Stay tuned to LowKick.com for more Strikeforce: Houston news as they happen.
In a story originally published by MiddleEasy.com, it was stated that “compressed oxygen is a substance banned from nearly every endurance sport, including MMA; in every state, including Texas.” The publication also provided photos depicting both fighters ingesting the then unknown substance on national television.
According to an update provided by MMAFighting.com, the assertion that compressed oxygen is banned by the state of Texas is incorrect. In fact, Dr. Jorge Guerrero, who was the supervising ring physician in charge Saturday night, said that while he has never seen canned oxygen used in his 31 years of overseeing boxing and MMA events, the fighters in question did nothing wrong.
“Is there controversy about this?” Guerrero asked. “The fighters didn’t use anything against the rules. When it’s something that’s not overtly prohibited or limited, it’s usually left up to the doctors at ringside, and we make the call on the spot. I think that’s what happened here.”
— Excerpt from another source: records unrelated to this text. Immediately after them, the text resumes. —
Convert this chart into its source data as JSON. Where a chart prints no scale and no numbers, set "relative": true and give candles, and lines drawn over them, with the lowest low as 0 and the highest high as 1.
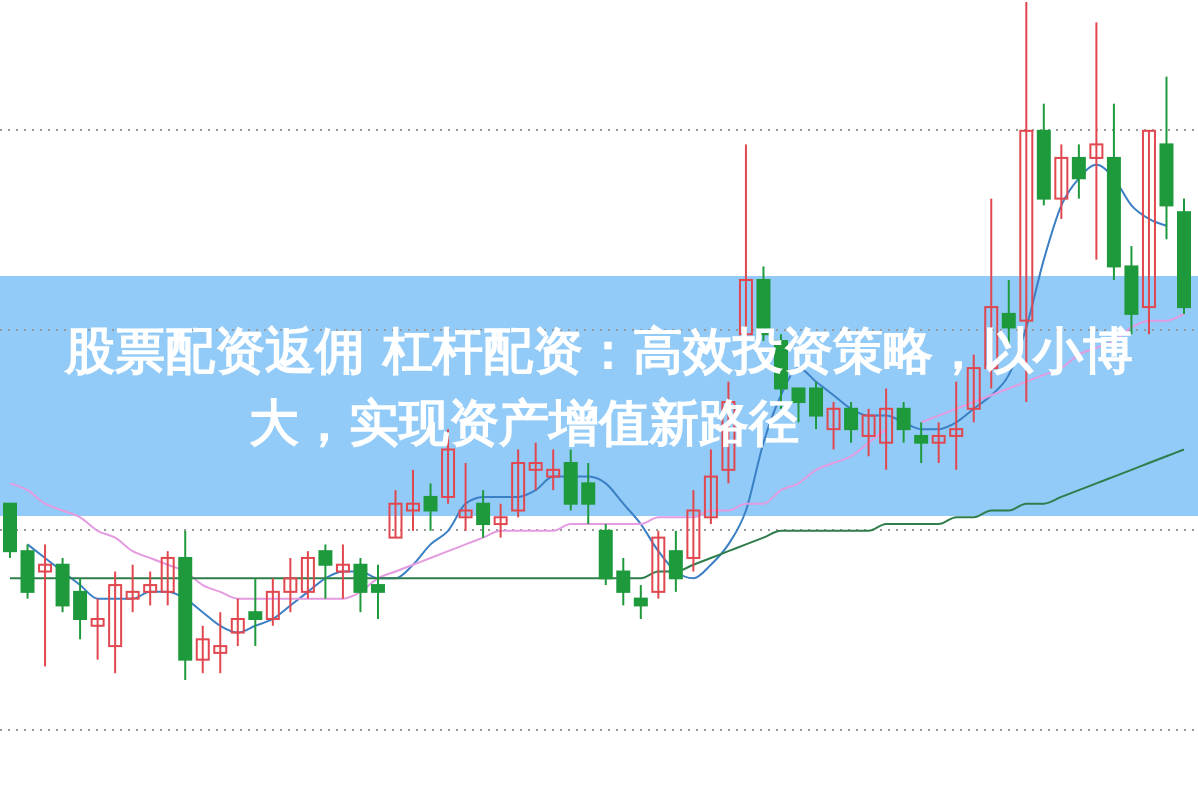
{
  "chart_data": {
    "type": "candlestick",
    "relative": true,
    "title": "股票配资返佣 杠杆配资：高效投资策略，以小博大，实现资产增值新路径",
    "grid": true,
    "categories": [
      null,
      null,
      null,
      null,
      null,
      null,
      null,
      null,
      null,
      null,
      null,
      null,
      null,
      null,
      null,
      null,
      null,
      null,
      null,
      null,
      null,
      null,
      null,
      null,
      null,
      null,
      null,
      null,
      null,
      null,
      null,
      null,
      null,
      null,
      null,
      null,
      null,
      null,
      null,
      null,
      null,
      null,
      null,
      null,
      null,
      null,
      null,
      null,
      null,
      null,
      null,
      null,
      null,
      null,
      null,
      null,
      null,
      null,
      null,
      null,
      null,
      null,
      null,
      null,
      null,
      null,
      null,
      null
    ],
    "ohlc": [
      [
        0.26,
        0.26,
        0.18,
        0.19
      ],
      [
        0.19,
        0.2,
        0.12,
        0.13
      ],
      [
        0.16,
        0.2,
        0.02,
        0.17
      ],
      [
        0.17,
        0.18,
        0.1,
        0.11
      ],
      [
        0.13,
        0.15,
        0.06,
        0.09
      ],
      [
        0.08,
        0.12,
        0.03,
        0.09
      ],
      [
        0.05,
        0.16,
        0.01,
        0.14
      ],
      [
        0.12,
        0.17,
        0.1,
        0.13
      ],
      [
        0.13,
        0.16,
        0.11,
        0.14
      ],
      [
        0.13,
        0.19,
        0.11,
        0.18
      ],
      [
        0.18,
        0.22,
        0,
        0.03
      ],
      [
        0.03,
        0.08,
        0.01,
        0.06
      ],
      [
        0.04,
        0.1,
        0.01,
        0.05
      ],
      [
        0.07,
        0.12,
        0.05,
        0.09
      ],
      [
        0.1,
        0.15,
        0.05,
        0.09
      ],
      [
        0.09,
        0.15,
        0.08,
        0.13
      ],
      [
        0.13,
        0.18,
        0.1,
        0.15
      ],
      [
        0.13,
        0.19,
        0.12,
        0.18
      ],
      [
        0.19,
        0.2,
        0.12,
        0.17
      ],
      [
        0.16,
        0.2,
        0.12,
        0.17
      ],
      [
        0.17,
        0.18,
        0.1,
        0.13
      ],
      [
        0.14,
        0.17,
        0.09,
        0.13
      ],
      [
        0.21,
        0.28,
        0.21,
        0.26
      ],
      [
        0.25,
        0.31,
        0.22,
        0.26
      ],
      [
        0.27,
        0.29,
        0.22,
        0.25
      ],
      [
        0.27,
        0.37,
        0.26,
        0.34
      ],
      [
        0.24,
        0.32,
        0.22,
        0.25
      ],
      [
        0.26,
        0.28,
        0.21,
        0.23
      ],
      [
        0.23,
        0.26,
        0.21,
        0.24
      ],
      [
        0.25,
        0.34,
        0.24,
        0.32
      ],
      [
        0.31,
        0.35,
        0.28,
        0.32
      ],
      [
        0.3,
        0.34,
        0.28,
        0.31
      ],
      [
        0.32,
        0.34,
        0.25,
        0.26
      ],
      [
        0.29,
        0.32,
        0.23,
        0.26
      ],
      [
        0.22,
        0.23,
        0.14,
        0.15
      ],
      [
        0.16,
        0.18,
        0.11,
        0.13
      ],
      [
        0.12,
        0.14,
        0.09,
        0.11
      ],
      [
        0.13,
        0.22,
        0.12,
        0.21
      ],
      [
        0.19,
        0.22,
        0.13,
        0.15
      ],
      [
        0.18,
        0.28,
        0.16,
        0.25
      ],
      [
        0.24,
        0.34,
        0.23,
        0.3
      ],
      [
        0.31,
        0.44,
        0.29,
        0.41
      ],
      [
        0.51,
        0.79,
        0.5,
        0.59
      ],
      [
        0.59,
        0.61,
        0.5,
        0.51
      ],
      [
        0.5,
        0.51,
        0.4,
        0.43
      ],
      [
        0.43,
        0.43,
        0.38,
        0.41
      ],
      [
        0.43,
        0.44,
        0.37,
        0.39
      ],
      [
        0.37,
        0.41,
        0.34,
        0.4
      ],
      [
        0.4,
        0.41,
        0.35,
        0.37
      ],
      [
        0.36,
        0.4,
        0.33,
        0.39
      ],
      [
        0.35,
        0.43,
        0.31,
        0.4
      ],
      [
        0.4,
        0.41,
        0.35,
        0.37
      ],
      [
        0.36,
        0.38,
        0.32,
        0.35
      ],
      [
        0.35,
        0.38,
        0.32,
        0.36
      ],
      [
        0.36,
        0.44,
        0.31,
        0.37
      ],
      [
        0.4,
        0.48,
        0.38,
        0.46
      ],
      [
        0.46,
        0.71,
        0.43,
        0.55
      ],
      [
        0.54,
        0.59,
        0.49,
        0.52
      ],
      [
        0.53,
        1,
        0.41,
        0.81
      ],
      [
        0.81,
        0.85,
        0.7,
        0.71
      ],
      [
        0.71,
        0.79,
        0.68,
        0.77
      ],
      [
        0.77,
        0.79,
        0.71,
        0.74
      ],
      [
        0.77,
        0.97,
        0.62,
        0.79
      ],
      [
        0.77,
        0.85,
        0.59,
        0.61
      ],
      [
        0.61,
        0.64,
        0.51,
        0.54
      ],
      [
        0.55,
        0.81,
        0.51,
        0.81
      ],
      [
        0.79,
        0.89,
        0.65,
        0.7
      ],
      [
        0.69,
        0.71,
        0.54,
        0.55
      ]
    ],
    "series": [
      {
        "type": "line",
        "color": "#3b7fc4",
        "values": [
          null,
          0.2,
          0.18,
          0.16,
          0.14,
          0.12,
          0.12,
          0.12,
          0.13,
          0.13,
          0.12,
          0.1,
          0.08,
          0.07,
          0.08,
          0.09,
          0.11,
          0.13,
          0.15,
          0.16,
          0.16,
          0.15,
          0.15,
          0.17,
          0.2,
          0.22,
          0.26,
          0.27,
          0.27,
          0.27,
          0.28,
          0.3,
          0.3,
          0.3,
          0.29,
          0.26,
          0.23,
          0.19,
          0.16,
          0.15,
          0.17,
          0.2,
          0.25,
          0.35,
          0.42,
          0.46,
          0.44,
          0.42,
          0.4,
          0.39,
          0.39,
          0.38,
          0.37,
          0.37,
          0.38,
          0.4,
          0.42,
          0.45,
          0.52,
          0.62,
          0.7,
          0.74,
          0.76,
          0.74,
          0.7,
          0.68,
          0.67,
          null
        ]
      },
      {
        "type": "line",
        "color": "#e49be0",
        "values": [
          0.29,
          0.28,
          0.26,
          0.25,
          0.24,
          0.22,
          0.21,
          0.19,
          0.18,
          0.17,
          0.16,
          0.14,
          0.13,
          0.12,
          0.12,
          0.12,
          0.12,
          0.12,
          0.12,
          0.12,
          0.13,
          0.15,
          0.16,
          0.17,
          0.18,
          0.19,
          0.2,
          0.21,
          0.22,
          0.22,
          0.22,
          0.22,
          0.23,
          0.23,
          0.23,
          0.23,
          0.23,
          0.24,
          0.24,
          0.24,
          0.25,
          0.25,
          0.26,
          0.26,
          0.28,
          0.29,
          0.31,
          0.32,
          0.33,
          0.35,
          0.37,
          null,
          0.38,
          0.39,
          0.4,
          0.41,
          0.42,
          0.43,
          0.44,
          0.45,
          0.46,
          0.48,
          0.49,
          0.5,
          0.52,
          0.53,
          0.53,
          0.54
        ]
      },
      {
        "type": "line",
        "color": "#2e7d4a",
        "values": [
          0.15,
          0.15,
          0.15,
          0.15,
          0.15,
          0.15,
          0.15,
          0.15,
          0.15,
          0.15,
          0.15,
          0.15,
          0.15,
          0.15,
          0.15,
          0.15,
          0.15,
          0.15,
          0.15,
          0.15,
          0.15,
          0.15,
          0.15,
          0.15,
          0.15,
          0.15,
          0.15,
          0.15,
          0.15,
          0.15,
          0.15,
          0.15,
          0.15,
          0.15,
          0.15,
          0.15,
          0.15,
          0.16,
          0.16,
          0.17,
          0.18,
          0.19,
          0.2,
          0.21,
          0.22,
          0.22,
          0.22,
          0.22,
          0.22,
          0.22,
          0.23,
          0.23,
          0.23,
          0.23,
          0.24,
          0.24,
          0.25,
          0.25,
          0.26,
          0.26,
          0.27,
          0.28,
          0.29,
          0.3,
          0.31,
          0.32,
          0.33,
          0.34
        ]
      }
    ]
  }
}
It was also noted that the effectiveness of compressed oxygen is still questioned by many doctors and studies.
“Oxygen to me is not an enhancing chemical or a super chemical,” Guerrero said. “I think you have more problems with adrenaline than you would with 02. This is not a top priority for me to limit or decrease usage. It’s just unimportant.”
While the regulation of such products vary from state to state, in this case it appears that both Lawal and Noons have been cleared of any wrong doing.